I’m grateful for: Life. Thank you, life. For the opportunities to experience, learn and grow.

I’m excited about: Simplifying. As a family we have too many things going on. As we approach the end of 2023, it is time to prune the rose bush, so that what’s remaining has a chance to really grow.

Priorities: Hydration, protein, positive thoughts. Get packed for your trip and make sure you have all the things. Protein powder, collagen protein, white noise machine . . . there is no reason to suffer or fall off the health cliff while you are on the road.

Monday morning, 7am central.

The markets are generally down across the board, about 20 ES points. Nothing too major. Targeting 4450 SPX this week.

At the gap down open, I’m watching SPX and NVDA. I end up buying in the money calls on both. For NVDA, I start off with 25 Friday expiration 470s (the stock is around 483) at 17.85. I’ll add if it starts to go in my favor. For the SPX, instead of selling a put credit spread, I buy 10 ITM 1DTE expiration. I get the 4390s at 22.20, while SPX is at 4398.

NVDA starts to perk up. I add 25 more at 18.10 and then another 25 at 18.50. which is my full position. I also pick up 10 more SPX at 22.30. NOTE, I did all of these as market orders as I didn’t want to be dicking around with limit orders fighting for .10 here or there. The spreads on both of these are narrow and there is plenty of liquidity, so there wasn’t a chance of getting too hosed like if I was trying to buy calls on BKNG at market.

NVDA takes off like a champ and starts hitting overhead resistance levels. I start to ease out at 22.50, 23.00 and 23.35.

At this point, I had exceeded my daily goal of 25K and had 35K on the books. Once I got out of my NVDA trade, I still had the SPX trade.

The SPX at this time was looking like it wanted to turn . . . but I didn’t want to risk it taking a nose dive. I’ve been really trying to dial into “making my money early then calling it a day.” I gave it a little more time and ended up closing out the SPX trade for about a $200 gain. Basically flat.

After that, I left to go to the gym with my wife and daughter. We started off walking a mile then hitting the weights for an hour. Of course, during this time I checked the SPX and it rallied nearly straight up for 20 points in a slow, grinding manner. Had I held my SPX calls . . . the plight of every discretionary trader. I was truly fine with it though. Spending family time at the gym is worth about a million times more than catching 20 points on the SPX.

I did have a solid workout on Saturday with my trainer. These videos illustrate a trading anaology. Trading consistently requires doing hard things. Like discipline. Avoiding FOMO. Not beating yourself up.

With trading, it is important to stick to your lane and trade the setups you have experience with. There is no need to be a jack of all trades. Just be a master of one or two specific situations.

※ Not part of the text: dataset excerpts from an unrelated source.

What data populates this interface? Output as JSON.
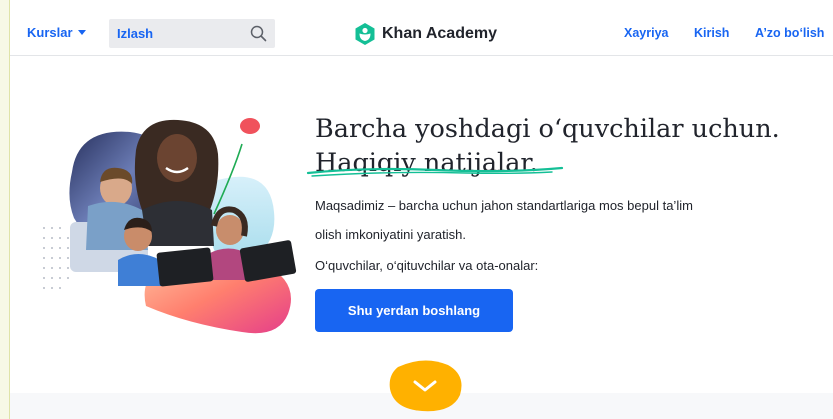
{
  "header": {
    "courses_label": "Kurslar",
    "search": {
      "placeholder": "Izlash"
    },
    "brand": {
      "name": "Khan Academy"
    },
    "links": [
      "Xayriya",
      "Kirish",
      "A’zo bo‘lish"
    ]
  },
  "hero": {
    "headline_line1": "Barcha yoshdagi o‘quvchilar uchun.",
    "headline_line2": "Haqiqiy natijalar.",
    "mission_line1": "Maqsadimiz – barcha uchun jahon standartlariga mos bepul ta’lim",
    "mission_line2": "olish imkoniyatini yaratish.",
    "audience": "O‘quvchilar, o‘qituvchilar va ota-onalar:",
    "cta_label": "Shu yerdan boshlang"
  },
  "colors": {
    "accent": "#1865f2",
    "brand_green": "#14bf96",
    "scroll_badge": "#ffb100"
  }
}
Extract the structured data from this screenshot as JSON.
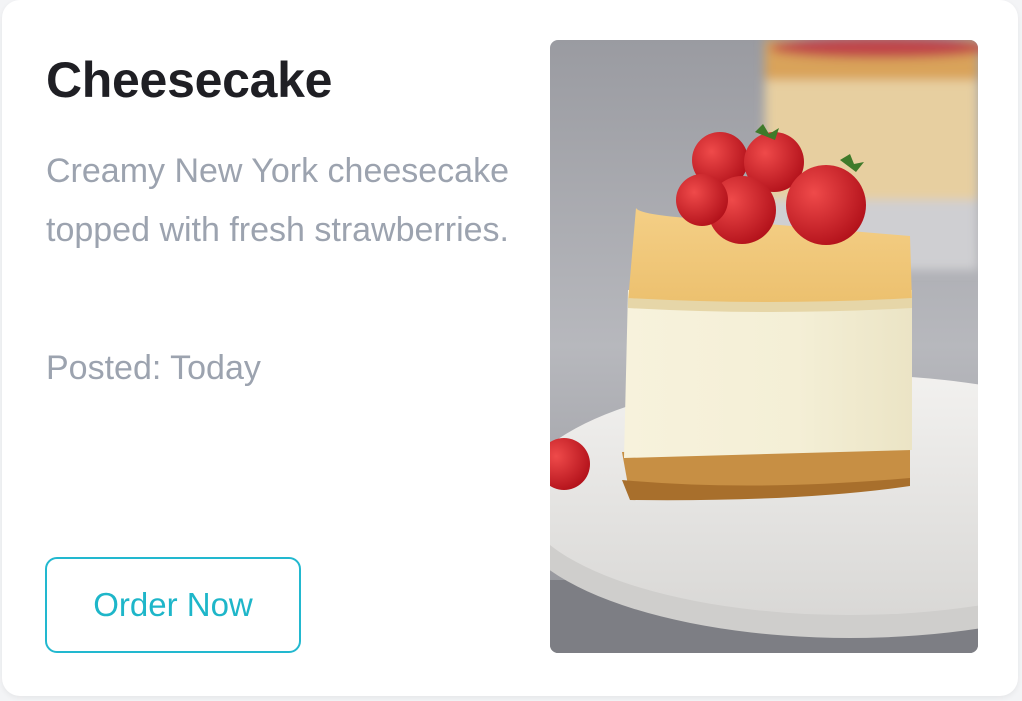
{
  "card": {
    "title": "Cheesecake",
    "description": "Creamy New York cheesecake topped with fresh strawberries.",
    "posted": "Posted: Today",
    "button_label": "Order Now",
    "image_alt": "Cheesecake slice topped with strawberries",
    "accent_color": "#22b8cf"
  }
}
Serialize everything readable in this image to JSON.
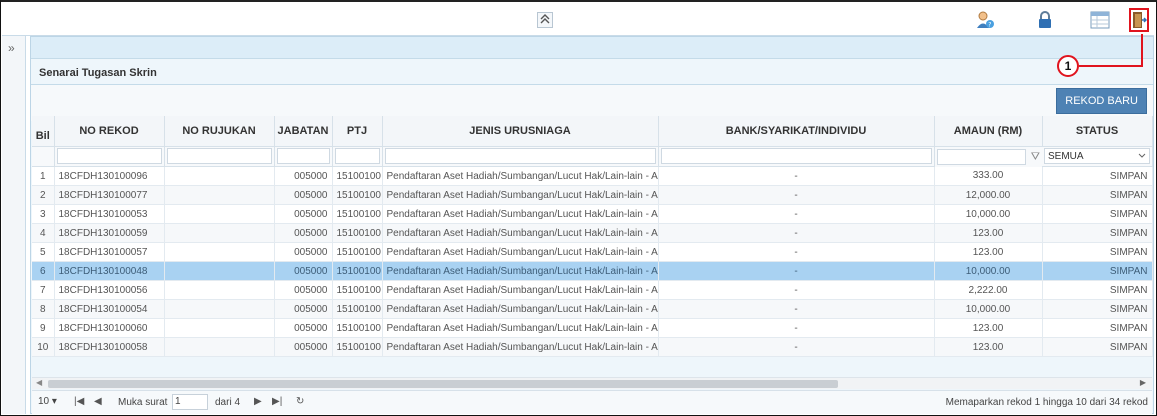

From there, work on your weaknesses. Don’t be afraid to admit you suck in some areas of your trading life. Admit it, then get to work on it.

These hip exercises, for me, are basically impossible. It’s a weakness I will continue to work on.

For trading, at the end of the day I did pick up some NVDA calls to hold overnight. I’m not a huge fan of overnight but the path of least resistance on NVDA is higher, there were nice intraday squeezes, and a screaming target at 500.

We did have a Thursday to Tuesday iron condor that expires on Friday. As of today it was against us by about $2.50. At $25 wide that is the max risk I’m willing to take, especially in front of a big number. I closed it out and will likely set up a new one tomorrow. There is no reason to set youself up to get clobbered when you have the opportunity to get out for a small loss.

Today’s wins: Overall a relaxing day and morning. Hit your goal, go to the gym, no stress.

How I’ll improve: For the SPX trade, can you put an OCO order on something like that and let Tasty manage it while you go to the gym? I know I can do this with futures. Take advantage of the tools.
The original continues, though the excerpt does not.